Akhirnya, Atsumu tidak lagi mendiamkannya ataupun menganggap dia tak ada. Lelaki itu bahkan menyapa lebih dulu, hati Suna yang suram langsung berbunga-bunga tersenyum seperti orang gila. Setidaknya Atsumu kembali bersikap biasa kepadanya. Membuka peluang untuk makhluk tak tahu diri sepertinya gencar mendekatkan diri lagi.
Semakin diperhatikan, semakin gila pula orang di sebelahnya. Atsumu hanya bisa geleng-geleng kepala melihat sahabatnya yang terlampau senang hanya dengan mendapat sapaan. Melihat antusiasme yang sebegitunya, dia menjadi semakin merasa bersalah akan sikap sebelumnya. Suna memang pantas untuk dicintai, tetapi bukan oleh orang sepertinya, dan dunia pun setuju akan hal itu. Seperti surat di pagi hari tadi.
. . .
Bau keringat mendominasi, tetapi tidak ada seorang pun yang peduli akan hal itu. Semua ratusan pasang mata berkumpul di tribun menyaksikan jagoannya menggiring bola dengan lincah, melewati orang ke kiri dan kanan, seolah celah sekecil apa pun bisa dia lewati. Siapa lagi jagoan sekolah mereka selain Suna Rintarou yang terlihat begitu mempesona bersama seragam hitam dengan garis biru.
Atsumu juga ada di sama, berdiri paling dekat dengan lapangan sembari membawa barang bawaan mereka berdua yang lelaki itu titipkan sebelum pertandingan. Matanya mengedar melihat sekelilingnya yang menatap ke arah yang sama, pada satu orang yang sama, Suna Rintarou seorang.

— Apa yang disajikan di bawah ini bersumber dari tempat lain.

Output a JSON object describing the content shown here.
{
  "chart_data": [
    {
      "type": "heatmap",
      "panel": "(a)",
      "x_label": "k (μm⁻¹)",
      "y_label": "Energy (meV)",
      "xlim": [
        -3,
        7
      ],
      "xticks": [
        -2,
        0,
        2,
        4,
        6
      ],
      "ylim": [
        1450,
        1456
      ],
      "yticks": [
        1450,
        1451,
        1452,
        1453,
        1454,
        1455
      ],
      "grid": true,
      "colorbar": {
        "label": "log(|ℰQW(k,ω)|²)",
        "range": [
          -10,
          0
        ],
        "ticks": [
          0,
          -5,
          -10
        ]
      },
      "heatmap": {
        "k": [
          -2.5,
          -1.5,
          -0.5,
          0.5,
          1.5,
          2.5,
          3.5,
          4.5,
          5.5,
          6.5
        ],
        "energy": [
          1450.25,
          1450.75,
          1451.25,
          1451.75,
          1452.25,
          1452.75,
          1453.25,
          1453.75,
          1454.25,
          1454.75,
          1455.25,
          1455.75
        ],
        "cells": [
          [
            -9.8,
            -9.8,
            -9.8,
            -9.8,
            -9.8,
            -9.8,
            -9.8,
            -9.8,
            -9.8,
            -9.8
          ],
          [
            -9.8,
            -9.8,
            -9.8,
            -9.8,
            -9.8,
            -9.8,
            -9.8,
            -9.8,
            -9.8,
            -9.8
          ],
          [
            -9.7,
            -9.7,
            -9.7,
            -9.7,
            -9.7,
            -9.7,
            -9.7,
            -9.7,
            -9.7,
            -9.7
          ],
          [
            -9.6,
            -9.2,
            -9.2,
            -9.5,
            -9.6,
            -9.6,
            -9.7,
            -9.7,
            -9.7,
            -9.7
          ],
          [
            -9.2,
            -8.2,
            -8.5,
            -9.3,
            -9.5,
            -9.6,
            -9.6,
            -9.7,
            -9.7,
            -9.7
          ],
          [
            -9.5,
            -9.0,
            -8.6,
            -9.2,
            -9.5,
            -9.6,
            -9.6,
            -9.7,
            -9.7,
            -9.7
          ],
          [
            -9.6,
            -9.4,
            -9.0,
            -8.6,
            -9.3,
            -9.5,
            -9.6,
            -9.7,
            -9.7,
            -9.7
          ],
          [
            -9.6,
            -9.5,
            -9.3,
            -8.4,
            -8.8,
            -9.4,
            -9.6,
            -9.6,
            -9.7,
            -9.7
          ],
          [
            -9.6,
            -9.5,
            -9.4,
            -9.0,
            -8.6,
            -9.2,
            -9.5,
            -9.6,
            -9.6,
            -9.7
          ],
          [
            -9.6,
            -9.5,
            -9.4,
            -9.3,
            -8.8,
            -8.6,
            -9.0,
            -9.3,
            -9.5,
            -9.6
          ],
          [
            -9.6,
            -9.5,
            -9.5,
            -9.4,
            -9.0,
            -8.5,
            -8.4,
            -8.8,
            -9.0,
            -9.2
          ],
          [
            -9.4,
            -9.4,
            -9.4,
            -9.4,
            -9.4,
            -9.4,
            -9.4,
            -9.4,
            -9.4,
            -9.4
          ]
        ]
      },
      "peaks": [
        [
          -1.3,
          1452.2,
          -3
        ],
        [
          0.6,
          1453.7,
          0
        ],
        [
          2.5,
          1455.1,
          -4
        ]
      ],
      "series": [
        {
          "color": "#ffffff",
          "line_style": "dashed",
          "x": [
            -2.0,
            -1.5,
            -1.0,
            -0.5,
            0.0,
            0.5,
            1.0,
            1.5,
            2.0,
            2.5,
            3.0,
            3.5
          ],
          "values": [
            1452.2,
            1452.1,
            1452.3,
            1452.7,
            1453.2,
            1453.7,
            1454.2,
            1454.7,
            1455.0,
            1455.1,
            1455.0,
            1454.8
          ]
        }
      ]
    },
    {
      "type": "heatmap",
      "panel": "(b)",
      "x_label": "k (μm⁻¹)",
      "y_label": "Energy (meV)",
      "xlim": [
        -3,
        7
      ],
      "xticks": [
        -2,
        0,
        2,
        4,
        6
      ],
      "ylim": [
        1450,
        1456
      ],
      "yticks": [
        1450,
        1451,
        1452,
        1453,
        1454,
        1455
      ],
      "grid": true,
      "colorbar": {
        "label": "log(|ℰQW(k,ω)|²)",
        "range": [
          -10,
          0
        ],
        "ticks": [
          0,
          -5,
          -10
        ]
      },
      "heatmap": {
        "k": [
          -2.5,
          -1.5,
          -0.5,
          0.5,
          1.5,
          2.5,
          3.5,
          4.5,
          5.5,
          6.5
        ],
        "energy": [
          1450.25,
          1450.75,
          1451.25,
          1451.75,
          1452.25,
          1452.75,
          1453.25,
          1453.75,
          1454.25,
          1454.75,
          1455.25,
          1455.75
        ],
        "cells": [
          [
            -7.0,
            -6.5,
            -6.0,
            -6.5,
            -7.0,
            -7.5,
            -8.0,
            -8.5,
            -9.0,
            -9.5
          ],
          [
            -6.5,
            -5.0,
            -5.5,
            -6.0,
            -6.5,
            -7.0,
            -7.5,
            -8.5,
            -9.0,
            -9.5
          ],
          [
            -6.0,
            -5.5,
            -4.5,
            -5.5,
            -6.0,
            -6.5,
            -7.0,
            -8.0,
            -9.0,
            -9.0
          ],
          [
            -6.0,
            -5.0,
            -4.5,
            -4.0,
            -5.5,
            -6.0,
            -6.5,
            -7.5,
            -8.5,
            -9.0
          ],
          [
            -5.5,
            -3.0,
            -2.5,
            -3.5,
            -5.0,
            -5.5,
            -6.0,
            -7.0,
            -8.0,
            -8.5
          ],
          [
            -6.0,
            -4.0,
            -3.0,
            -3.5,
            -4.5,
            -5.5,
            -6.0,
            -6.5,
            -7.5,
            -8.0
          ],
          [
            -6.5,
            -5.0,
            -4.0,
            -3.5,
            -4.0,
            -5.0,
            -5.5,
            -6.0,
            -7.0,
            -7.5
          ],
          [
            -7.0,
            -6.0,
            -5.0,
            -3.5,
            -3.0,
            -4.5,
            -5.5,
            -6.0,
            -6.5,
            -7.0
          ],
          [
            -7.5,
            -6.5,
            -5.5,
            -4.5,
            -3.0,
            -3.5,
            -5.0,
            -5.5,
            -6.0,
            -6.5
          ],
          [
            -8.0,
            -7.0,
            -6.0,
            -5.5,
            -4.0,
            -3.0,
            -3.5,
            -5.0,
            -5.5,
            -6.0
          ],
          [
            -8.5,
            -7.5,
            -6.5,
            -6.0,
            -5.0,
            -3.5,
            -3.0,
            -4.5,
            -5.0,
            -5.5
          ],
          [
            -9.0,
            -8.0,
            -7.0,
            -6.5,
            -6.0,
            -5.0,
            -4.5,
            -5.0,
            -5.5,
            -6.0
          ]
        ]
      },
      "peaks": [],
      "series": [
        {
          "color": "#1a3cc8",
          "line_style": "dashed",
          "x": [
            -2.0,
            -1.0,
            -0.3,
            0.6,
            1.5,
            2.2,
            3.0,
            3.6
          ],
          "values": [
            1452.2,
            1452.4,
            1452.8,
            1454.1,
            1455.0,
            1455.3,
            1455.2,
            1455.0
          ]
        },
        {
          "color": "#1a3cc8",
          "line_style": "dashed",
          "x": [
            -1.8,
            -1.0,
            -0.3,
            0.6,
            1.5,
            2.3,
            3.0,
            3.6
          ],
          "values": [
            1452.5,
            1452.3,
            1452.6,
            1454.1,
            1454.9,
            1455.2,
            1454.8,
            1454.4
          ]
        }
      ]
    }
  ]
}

Senyumnya mengembang, tetapi mata tidak bisa berbohong terlihat ada guratan kesedihan di sana. Dia juga punya ekstrakulikuler dan kegiatan yang dirinya banggakan, tetapi bukan berarti orang berpikiran demikian. Bagi Atsumu sama seperti Suna yang menganggap basket bagian dari dirinya, begitu juga dia dan paskibra. Mengibarkan sang pusaka merah putih adalah kebanggan sekaligus kehormatan yang mungkin tidak dimengerti semua orang.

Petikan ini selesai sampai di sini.